Within that group of generational Edisto visitors, there is the set that started coming in the early 1980s. Check out this list to see if see any of the 4 signs that you’re an Edisto 80s baby.
1. You’ve panicked about the Dawhoo Bridge
Driving onto the island before the current bridge was built meant visitors (and locals) had a certain sense of terror that the Dawhoo Bridge, which was a rickety drawbridge, would topple over into the water.
With my family, by the time we got to the bridge we had been in the car for close to 12 hours, and I can remember thinking that it would really suck to get so close to the beach only to plummet into the water from the bridge.
My dad, always great at inciting panic in children, would tell all of us kids to take our seatbelts off just in case we were going down. I would grab my blanket and Garbage Pail Kid cards and pray that I would manage to hold onto both if we did sink into the water. Thankfully, that never happened and by the time the 90s rolled around, the new bridge went up.
Granted that was more than 20 years ago, so if you still call the McKinley Washington Jr. bridge the “new bridge” and clung to some fantastic toy from the 80s, then you’re definitely an Edisto 80s baby.
2. Whaley’s was a convenience store
Back in the 80s, my family would stay down around The Point. That meant I’d get up early in the morning and go with my siblings and my dad to Whaley’s. He’d get me an ice cream and an orange juice and sometimes a toy, while my brother and his friend were off looking at dirty magazines.
My sister and I generally fought over some cheap toy that we would lose by the afternoon, yet our dad would somehow still buy one every day.
Now that Whaley’s is the place to go for delicious bar food and cold drinks, its fun to remember what it was like running around the store bouncing a ball around while ice cream melted down our faces. That excitement and happiness is only matched now when the staff at Whaley’s cards us before serving drinks.
3. You remember being fully disconnected
It wasn’t until recently that Edisto leapt into the modern world of technology. There was a blissful period of time when going to Edisto meant that you could remember a simpler time as there was hardly any cell phone coverage and even dial-up Internet connection was far too high-tech for Edisto.
Sure, our chatroom friends in the 90s probably thought we were dead, but there was no way to check in while spending time at the beach.
This was a great time as it allowed us to turn off the world for a week or two. Now, we have to hide our phones in a dresser and try to fight off the urge to update Facebook with a status about how great vacation is.
4. All you wanted was to get older
There’s this weird realization now that any Edisto 80s baby is definitely a fully-fledged adult. For instance, instead of being the young ones on vacation, we are now the parents (or awesome aunts and uncles) and our parents are now the grandparents. This seismic shift somehow sneaked up on everyone; after all, it seems like just yesterday that we were underage and dying to be able to drink with the older kids.

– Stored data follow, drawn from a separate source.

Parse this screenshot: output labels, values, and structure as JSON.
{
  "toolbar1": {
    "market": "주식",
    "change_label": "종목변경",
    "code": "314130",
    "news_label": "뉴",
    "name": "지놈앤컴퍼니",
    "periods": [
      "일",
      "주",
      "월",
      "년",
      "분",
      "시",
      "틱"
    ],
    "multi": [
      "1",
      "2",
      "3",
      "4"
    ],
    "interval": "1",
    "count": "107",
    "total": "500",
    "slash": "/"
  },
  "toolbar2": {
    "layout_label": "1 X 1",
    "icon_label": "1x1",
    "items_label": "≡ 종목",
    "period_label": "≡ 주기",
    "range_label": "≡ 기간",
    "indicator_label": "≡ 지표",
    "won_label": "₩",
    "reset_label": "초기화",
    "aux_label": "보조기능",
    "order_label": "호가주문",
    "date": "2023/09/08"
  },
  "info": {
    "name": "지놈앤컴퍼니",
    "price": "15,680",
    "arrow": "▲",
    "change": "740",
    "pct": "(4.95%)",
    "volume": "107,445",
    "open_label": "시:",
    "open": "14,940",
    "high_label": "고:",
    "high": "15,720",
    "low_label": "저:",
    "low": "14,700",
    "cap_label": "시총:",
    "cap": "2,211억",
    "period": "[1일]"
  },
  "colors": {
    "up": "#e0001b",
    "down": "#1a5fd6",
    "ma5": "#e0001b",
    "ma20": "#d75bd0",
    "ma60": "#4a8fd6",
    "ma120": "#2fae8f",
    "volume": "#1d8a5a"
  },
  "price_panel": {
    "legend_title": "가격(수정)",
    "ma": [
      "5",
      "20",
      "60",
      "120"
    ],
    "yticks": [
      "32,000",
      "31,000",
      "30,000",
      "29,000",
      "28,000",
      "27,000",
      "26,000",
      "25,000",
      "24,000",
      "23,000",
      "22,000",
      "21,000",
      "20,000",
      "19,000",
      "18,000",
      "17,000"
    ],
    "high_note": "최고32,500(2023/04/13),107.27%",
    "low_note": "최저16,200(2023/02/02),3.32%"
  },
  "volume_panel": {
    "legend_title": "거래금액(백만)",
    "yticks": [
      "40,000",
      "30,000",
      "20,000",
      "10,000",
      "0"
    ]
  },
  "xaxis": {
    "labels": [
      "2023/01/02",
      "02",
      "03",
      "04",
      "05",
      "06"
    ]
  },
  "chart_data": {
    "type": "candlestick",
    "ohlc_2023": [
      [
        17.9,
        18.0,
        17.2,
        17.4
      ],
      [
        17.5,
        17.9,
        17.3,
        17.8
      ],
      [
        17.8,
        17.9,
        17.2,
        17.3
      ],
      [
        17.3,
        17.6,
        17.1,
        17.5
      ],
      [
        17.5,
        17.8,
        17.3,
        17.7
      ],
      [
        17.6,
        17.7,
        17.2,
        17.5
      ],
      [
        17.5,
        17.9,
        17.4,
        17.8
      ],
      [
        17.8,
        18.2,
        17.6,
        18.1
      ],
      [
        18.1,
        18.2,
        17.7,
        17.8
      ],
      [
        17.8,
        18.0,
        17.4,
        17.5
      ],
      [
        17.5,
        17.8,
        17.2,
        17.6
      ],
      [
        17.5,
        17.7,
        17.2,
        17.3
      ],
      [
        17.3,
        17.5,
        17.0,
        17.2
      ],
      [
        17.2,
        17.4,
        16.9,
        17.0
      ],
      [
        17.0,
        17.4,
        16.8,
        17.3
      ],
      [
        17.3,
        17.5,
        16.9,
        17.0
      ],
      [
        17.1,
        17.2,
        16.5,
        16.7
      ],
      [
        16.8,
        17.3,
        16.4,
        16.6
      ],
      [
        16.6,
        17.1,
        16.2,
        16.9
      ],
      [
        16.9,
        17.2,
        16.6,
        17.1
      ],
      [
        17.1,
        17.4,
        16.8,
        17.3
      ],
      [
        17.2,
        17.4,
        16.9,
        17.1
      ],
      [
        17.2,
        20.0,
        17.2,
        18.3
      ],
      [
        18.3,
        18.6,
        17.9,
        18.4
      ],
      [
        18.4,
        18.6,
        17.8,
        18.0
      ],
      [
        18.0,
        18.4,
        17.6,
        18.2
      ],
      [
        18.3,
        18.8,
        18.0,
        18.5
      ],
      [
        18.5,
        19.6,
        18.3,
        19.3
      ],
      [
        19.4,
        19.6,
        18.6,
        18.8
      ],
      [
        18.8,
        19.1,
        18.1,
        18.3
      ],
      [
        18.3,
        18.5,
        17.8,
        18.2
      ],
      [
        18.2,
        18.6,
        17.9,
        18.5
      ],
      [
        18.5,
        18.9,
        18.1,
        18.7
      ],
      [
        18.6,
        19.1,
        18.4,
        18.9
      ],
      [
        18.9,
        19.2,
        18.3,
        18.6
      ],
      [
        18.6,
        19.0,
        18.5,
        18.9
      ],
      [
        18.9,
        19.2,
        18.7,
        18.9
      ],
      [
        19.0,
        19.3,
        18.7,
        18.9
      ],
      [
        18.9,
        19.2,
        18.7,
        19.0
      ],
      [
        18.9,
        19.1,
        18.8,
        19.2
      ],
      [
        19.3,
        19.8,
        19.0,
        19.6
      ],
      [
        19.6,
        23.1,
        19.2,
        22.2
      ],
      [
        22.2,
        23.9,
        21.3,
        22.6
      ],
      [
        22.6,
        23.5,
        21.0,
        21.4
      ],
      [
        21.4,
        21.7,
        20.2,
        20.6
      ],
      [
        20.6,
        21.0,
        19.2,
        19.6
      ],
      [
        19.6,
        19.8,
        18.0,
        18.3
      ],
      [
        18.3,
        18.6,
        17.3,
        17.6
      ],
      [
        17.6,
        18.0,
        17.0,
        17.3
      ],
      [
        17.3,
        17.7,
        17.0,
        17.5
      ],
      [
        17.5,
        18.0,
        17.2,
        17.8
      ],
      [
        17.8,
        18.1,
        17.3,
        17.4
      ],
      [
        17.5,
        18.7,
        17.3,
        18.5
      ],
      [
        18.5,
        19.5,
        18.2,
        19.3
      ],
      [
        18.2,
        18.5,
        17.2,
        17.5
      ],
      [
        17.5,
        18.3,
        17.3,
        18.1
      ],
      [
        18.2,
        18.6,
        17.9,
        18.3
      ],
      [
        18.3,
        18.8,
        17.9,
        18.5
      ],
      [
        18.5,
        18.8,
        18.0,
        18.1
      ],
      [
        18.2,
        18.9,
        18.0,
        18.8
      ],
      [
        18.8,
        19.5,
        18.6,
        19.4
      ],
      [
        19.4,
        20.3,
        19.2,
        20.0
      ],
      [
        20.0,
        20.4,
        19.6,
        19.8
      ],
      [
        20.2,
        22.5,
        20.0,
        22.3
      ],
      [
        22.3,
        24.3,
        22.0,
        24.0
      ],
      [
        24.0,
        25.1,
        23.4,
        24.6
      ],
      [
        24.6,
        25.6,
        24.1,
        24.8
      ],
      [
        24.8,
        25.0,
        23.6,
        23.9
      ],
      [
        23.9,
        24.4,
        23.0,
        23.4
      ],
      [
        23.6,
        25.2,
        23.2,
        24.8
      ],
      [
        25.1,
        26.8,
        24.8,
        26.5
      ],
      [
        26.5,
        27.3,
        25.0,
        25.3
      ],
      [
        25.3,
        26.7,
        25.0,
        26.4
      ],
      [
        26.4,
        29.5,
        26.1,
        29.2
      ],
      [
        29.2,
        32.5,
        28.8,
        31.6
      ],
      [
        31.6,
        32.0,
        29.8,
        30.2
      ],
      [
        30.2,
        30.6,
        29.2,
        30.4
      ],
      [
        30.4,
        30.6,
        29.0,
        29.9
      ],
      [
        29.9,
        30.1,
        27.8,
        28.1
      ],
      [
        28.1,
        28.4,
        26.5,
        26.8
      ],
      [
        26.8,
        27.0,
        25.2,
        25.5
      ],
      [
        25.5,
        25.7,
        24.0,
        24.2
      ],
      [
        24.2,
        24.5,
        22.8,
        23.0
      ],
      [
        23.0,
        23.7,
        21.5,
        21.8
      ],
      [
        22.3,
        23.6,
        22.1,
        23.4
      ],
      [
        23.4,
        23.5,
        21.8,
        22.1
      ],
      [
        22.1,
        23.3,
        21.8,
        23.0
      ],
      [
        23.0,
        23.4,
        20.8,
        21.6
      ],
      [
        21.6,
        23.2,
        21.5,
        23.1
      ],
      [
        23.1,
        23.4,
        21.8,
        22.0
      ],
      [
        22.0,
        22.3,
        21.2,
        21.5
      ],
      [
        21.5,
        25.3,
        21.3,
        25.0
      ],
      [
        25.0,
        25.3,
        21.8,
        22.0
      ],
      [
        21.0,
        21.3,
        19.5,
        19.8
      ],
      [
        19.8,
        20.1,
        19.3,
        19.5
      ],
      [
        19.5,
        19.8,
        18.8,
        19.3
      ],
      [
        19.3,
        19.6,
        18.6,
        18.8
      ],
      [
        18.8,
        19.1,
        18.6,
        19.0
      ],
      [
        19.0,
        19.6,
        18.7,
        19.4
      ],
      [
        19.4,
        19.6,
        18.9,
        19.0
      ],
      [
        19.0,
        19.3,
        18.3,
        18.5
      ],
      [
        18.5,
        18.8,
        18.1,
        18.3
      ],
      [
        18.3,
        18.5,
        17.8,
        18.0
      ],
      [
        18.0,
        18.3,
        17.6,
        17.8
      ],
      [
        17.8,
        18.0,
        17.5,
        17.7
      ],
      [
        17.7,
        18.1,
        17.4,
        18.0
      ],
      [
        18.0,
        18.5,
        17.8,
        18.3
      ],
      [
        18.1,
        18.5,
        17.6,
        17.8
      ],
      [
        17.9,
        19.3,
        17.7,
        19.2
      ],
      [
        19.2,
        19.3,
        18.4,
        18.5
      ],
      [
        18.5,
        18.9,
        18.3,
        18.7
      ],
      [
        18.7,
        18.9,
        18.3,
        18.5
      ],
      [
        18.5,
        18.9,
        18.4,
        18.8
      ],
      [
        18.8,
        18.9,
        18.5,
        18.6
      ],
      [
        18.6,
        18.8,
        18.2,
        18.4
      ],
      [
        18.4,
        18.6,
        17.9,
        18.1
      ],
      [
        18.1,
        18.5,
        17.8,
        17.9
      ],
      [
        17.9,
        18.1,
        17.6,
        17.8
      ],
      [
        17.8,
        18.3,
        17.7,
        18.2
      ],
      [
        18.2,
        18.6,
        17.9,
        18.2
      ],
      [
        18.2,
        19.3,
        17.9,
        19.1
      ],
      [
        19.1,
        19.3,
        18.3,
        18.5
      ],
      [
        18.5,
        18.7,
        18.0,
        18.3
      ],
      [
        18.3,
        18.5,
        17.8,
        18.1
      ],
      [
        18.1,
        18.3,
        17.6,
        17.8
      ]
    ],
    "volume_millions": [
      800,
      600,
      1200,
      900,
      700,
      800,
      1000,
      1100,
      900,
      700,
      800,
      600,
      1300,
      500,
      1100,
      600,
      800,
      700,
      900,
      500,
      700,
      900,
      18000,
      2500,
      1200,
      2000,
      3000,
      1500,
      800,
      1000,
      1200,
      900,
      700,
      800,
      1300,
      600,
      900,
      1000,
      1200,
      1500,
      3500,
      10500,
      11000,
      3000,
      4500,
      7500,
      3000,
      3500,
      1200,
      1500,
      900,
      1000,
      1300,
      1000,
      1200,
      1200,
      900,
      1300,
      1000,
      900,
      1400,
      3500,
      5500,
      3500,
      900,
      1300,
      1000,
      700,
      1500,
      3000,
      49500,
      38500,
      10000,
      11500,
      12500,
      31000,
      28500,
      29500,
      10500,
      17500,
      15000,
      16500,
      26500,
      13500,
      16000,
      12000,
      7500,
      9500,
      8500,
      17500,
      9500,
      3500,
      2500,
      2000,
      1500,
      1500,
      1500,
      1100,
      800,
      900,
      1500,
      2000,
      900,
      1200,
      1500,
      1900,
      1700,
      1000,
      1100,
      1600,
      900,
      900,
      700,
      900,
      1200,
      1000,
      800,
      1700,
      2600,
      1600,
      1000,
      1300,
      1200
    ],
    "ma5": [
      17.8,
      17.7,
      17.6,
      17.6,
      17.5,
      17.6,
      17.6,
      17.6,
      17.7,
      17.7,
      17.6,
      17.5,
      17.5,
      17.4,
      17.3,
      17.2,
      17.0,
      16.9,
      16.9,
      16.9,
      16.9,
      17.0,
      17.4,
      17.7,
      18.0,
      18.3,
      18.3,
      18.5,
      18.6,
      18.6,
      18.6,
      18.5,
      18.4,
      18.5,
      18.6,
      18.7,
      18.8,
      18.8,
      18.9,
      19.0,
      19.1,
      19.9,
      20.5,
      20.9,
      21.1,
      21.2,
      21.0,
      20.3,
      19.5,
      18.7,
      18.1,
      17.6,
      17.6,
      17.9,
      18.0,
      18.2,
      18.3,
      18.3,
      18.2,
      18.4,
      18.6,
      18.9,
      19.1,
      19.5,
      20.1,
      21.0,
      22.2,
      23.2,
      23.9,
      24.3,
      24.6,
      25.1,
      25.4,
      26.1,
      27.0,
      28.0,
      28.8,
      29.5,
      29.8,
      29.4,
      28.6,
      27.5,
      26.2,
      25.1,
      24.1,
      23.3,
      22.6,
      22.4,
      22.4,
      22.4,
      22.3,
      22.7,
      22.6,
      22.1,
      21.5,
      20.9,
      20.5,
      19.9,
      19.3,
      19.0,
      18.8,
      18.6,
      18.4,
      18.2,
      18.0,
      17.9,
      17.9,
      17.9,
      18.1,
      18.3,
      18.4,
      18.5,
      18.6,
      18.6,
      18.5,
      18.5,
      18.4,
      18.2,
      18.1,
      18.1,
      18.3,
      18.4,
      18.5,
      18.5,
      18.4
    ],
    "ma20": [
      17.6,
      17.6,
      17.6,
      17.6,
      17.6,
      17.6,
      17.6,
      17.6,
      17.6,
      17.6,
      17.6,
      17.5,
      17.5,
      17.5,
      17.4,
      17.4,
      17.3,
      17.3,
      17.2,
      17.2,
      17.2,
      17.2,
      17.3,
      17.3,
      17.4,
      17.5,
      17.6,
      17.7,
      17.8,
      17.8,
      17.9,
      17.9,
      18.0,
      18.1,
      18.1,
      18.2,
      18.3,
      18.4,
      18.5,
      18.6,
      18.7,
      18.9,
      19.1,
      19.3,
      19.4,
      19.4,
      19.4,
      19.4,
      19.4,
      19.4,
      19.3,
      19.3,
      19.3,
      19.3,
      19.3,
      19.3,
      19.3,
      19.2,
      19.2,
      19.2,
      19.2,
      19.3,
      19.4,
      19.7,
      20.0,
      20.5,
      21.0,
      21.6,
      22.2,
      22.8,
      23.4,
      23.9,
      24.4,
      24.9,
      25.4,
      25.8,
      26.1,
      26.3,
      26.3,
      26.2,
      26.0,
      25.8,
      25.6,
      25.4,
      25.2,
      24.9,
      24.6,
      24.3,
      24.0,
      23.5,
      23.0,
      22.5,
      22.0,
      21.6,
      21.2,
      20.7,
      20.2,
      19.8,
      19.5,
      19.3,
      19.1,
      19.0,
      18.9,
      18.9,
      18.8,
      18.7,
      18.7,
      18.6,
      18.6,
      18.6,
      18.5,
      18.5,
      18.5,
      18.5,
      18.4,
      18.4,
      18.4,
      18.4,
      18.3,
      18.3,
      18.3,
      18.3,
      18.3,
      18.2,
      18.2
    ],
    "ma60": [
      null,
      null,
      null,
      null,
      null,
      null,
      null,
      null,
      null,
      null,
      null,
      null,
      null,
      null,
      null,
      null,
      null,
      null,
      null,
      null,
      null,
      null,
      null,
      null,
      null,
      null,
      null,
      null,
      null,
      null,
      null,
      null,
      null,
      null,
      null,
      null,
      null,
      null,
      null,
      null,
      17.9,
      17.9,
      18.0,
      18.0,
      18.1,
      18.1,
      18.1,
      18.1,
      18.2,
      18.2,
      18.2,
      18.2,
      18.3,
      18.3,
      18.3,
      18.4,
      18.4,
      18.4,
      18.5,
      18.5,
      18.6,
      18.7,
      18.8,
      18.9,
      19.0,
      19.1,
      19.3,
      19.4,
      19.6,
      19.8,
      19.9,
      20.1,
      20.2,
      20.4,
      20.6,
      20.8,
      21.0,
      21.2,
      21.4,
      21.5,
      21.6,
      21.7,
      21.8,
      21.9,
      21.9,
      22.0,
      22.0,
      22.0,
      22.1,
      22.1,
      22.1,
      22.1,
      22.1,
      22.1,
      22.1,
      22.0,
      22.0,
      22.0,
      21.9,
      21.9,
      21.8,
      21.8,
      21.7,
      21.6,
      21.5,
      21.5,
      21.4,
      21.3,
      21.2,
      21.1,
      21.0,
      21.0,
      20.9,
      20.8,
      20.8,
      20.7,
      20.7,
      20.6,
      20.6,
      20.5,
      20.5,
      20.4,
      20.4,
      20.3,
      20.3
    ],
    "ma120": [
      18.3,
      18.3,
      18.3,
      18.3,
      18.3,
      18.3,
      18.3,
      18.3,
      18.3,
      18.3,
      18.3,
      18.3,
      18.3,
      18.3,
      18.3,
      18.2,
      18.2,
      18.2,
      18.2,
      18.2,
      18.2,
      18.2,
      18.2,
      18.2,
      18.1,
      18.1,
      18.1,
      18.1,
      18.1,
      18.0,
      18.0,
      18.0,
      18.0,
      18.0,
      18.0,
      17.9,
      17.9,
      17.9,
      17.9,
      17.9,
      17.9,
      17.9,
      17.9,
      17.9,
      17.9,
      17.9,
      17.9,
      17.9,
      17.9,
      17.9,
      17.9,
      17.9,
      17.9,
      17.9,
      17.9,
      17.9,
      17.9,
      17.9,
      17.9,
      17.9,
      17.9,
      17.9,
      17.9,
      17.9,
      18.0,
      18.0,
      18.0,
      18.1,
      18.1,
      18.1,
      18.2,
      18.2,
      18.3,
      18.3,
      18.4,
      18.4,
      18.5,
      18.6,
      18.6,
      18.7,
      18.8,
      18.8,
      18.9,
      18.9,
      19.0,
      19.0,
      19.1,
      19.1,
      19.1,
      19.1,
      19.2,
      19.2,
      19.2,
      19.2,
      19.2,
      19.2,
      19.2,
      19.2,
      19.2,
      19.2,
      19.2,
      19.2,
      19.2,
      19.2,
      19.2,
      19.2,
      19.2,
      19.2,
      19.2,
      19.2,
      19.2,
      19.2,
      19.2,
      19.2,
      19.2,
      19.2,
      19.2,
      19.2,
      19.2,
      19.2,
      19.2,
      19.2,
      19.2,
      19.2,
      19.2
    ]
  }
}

Now, being at the beach means we’re finally taking a break from work, enjoying a paid vacation, reconnecting with family and friends from far away, and reminiscing on the Edisto of days gone by.
Are you an Edisto 80s baby?
If you can relate to any of this and have possibly found your first gray hair and lived with a bit of regret over all that sun you got in the 80s, 90s, 00s, etc. then you’re definitely an Edisto 80s baby.